Meine Mutter hat mich auch verlassen, sich nie wieder gemeldet und eine neue Familie gegründet. Mit 18 bin ich dann zum Einwohnermeldeamt, habe sie ausfindig gemacht und sie dann zum ersten mal persönlich kennengelernt. Das war ein Fiasko. Als ich sie noch nicht persönlich kannte, hab ich mir an guten Tagen auch immer gesagt "sie hatte vielleicht gute Gründe". Als ich sie jedoch traf war ich wirklich geschockt von ihrem kalten Wesen, ihrem Verhalten. Wir trafen uns exakt 2 mal. Bei beiden Treffen hat sie mir nicht einmal in die Augen gesehen, die ganze Zeit über machte sie meinen Vater schlecht, gab ihm an allem die Schuld, fragte mich welchen Schulabschluss ich denn hätte und schwärmte von ihren tollen Kindern, die beide ebenfalls anwesend waren. Ein erwachsener Sohn der sehr unsymphatisch auf mich wirkte und ein jüngerer Sohn im Teenageralter.

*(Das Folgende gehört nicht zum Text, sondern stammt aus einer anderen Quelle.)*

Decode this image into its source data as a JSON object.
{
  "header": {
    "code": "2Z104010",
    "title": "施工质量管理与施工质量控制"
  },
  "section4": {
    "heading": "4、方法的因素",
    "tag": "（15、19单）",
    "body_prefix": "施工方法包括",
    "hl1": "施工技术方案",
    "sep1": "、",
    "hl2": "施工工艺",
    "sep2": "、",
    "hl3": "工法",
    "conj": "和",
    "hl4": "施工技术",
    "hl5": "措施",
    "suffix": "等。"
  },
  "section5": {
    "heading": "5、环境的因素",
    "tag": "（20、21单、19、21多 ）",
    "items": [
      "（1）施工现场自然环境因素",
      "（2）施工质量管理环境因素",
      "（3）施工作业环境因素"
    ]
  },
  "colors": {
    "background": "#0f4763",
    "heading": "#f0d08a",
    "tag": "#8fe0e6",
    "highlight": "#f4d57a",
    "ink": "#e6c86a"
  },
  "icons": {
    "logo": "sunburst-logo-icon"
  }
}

Das zweite Treffen fand nur deswegen statt, weil der neue und sehr nette Mann meiner "Mutter" mich eingeladen hatte. Wir trafen uns nochmals und ich brachte meinen Freund mit. Die 2 Schwestern, meine mir unbekannten Tanten, waren ebenfalls anwesend. Die beiden sahen mich kaum an und sprachen kein Wort mit mir. Meine Mutter ebenfalls fast nichts. Sie stellte mir ein oder zwei belanglose Fragen, mehr nicht. Kalt wie Eis. Stellte sich die ganze Zeit als Opfer da. Schliesslich bat sie mich zu gehen, ich hätte sie schliesslich jetzt kennengelernt. Ich war geschockt. Eigentlich sollte mich mein Halbbruder mit dem Auto zum Bahnhof fahren und stattdessen standen wir plõtzlich wieder vor der Tür. Der Mann meiner Mutter war das alles sehr peinlich und unangenehm. Er brachte uns zur Tür und gab mir noch ein wenig Geld für die Heimfahrt. Er entschuldigte sich.
Das ist jetzt viele Jahre her. Sie hatte zb auch niemals Unterhalt für mich bezahlt, obwohl sie dazu verdonnert wurde.
Wie überwindet man das?
Das tut man nie, es ist wie eine Wunde, die irgendwann verheilt, jedoch immer wieder aufreisst. Als Kind haben mir die Kinder hinterher geschrien, dass meine Mutter auf und davon ist weil sie mich nicht mochte, weil niemand mich mag, weil ich seltsam wäre usw.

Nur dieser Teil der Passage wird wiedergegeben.